1) It is intuitive to say that "The probability of drawing $\{1,2\}$ is $\frac{1}{\binom{|\Omega|}{N}}=\frac{1}{3}$". However, what is the formal link between this probability (which seems to me somehow related to the classical definition of probability) and the measure $\mathbb{P}$ defined above?
2) I found in some books the following: let $W_i$ be a random variable equal to $1$ if the $i$th element of $\Omega$ is drawn and zero otherwise. Then, the probability that $W_i=1$ is $\frac{\binom{|\Omega|-1}{N-1}}{\binom{|\Omega|}{N}}$. But, again, what is the exact measure-theoretic definition of $W_i$ as random variable with respect to the probability space $(\Omega, \mathcal{F}, \mathbb{P})$?

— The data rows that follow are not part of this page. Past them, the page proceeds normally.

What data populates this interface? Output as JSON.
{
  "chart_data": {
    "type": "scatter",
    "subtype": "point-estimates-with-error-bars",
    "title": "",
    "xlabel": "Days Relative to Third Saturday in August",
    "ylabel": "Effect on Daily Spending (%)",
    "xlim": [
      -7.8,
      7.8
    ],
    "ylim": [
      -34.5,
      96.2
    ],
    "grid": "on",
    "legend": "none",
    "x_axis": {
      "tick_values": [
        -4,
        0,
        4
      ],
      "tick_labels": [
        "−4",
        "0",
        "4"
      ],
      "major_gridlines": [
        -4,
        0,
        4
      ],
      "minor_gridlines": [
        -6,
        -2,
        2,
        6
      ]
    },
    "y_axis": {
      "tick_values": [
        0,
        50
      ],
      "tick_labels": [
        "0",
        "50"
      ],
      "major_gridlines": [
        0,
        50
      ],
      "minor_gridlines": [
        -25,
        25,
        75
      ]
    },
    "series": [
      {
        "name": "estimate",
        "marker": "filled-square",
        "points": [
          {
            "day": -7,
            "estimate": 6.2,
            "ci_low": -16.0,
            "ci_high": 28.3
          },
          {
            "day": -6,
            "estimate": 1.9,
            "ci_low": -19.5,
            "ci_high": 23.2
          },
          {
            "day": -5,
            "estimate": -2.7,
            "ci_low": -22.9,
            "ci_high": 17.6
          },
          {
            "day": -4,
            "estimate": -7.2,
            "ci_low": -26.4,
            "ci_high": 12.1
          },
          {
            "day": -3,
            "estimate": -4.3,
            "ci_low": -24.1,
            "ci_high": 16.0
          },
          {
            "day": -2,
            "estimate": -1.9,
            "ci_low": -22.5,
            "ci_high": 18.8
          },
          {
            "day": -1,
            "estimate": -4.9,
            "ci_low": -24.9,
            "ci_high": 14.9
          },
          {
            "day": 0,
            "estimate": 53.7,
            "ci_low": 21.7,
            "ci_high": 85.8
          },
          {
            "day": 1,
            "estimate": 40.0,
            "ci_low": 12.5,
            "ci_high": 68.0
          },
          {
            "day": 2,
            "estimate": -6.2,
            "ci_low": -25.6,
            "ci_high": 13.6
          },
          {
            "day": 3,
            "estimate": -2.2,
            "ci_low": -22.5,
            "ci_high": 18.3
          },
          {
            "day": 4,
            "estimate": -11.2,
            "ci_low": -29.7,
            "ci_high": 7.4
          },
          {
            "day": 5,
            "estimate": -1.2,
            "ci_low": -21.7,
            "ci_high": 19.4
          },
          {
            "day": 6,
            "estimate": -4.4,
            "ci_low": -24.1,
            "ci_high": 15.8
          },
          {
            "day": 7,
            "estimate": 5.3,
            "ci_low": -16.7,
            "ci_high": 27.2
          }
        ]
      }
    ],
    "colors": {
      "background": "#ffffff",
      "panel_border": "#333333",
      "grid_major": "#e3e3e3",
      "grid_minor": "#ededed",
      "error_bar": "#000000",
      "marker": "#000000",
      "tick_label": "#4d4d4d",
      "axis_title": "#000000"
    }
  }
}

I am puzzled to find a relation. I was wondering whether the only solution would be to define ANOTHER probability space $(\Omega_1,\mathcal{F}_1,\mathbb{P}_1)$ where $$ \Omega_1\equiv (A,B,C) \hspace{1cm} \text{[all possible outcomes of the drawing experiment]} $$ $$ \mathcal{F}_1\equiv \Big\{\emptyset, \Omega_1, \{A\}, \{B\}, \{C\}, \{A,B\}, \{A,C\}, \{B,C\}\Big\} $$ $$ \mathbb{P}_1(\emptyset)=0, \mathbb{P}_1(\Omega)=1, \mathbb{P}_1(\{A\})=\mathbb{P}_1(\{B\})=\mathbb{P}_1(\{C\})=1/3, \mathbb{P}_1(\{A,B\})=\mathbb{P}_1(\{A,C\})=\mathbb{P}_1(\{B,C\})=2/3 $$ where $\mathbb{P}_1$ is somehow related to $\mathbb{P}$.
We then define the random variable $$ W:\Omega_1\rightarrow \{\{(1,2)\}, \{(2,3)\}, \{(1,3)\}\} \hspace{1cm}\text{[outcome of drawing experiment]} $$ with $$ W(A)=\{(1,2)\}, W(B)=\{ (2,3)\}, W(C)=\{(1,3)\} $$ Hence, $\mathbb{P}_1(W=\{(1,2\})=\frac{1}{3}$ as expected.
We can also defined another random variable $$ W_1: \Omega_1\rightarrow \{1,0\} $$ $$ W_1(A)=1, W_1(B)=0, W_1(C)=1 \hspace{1cm}\text{[$1$ if first element of $\Omega$ is drawn]} $$ Hence, $\mathbb{P}_1(W_1=1)=\frac{2}{3}$ as expected.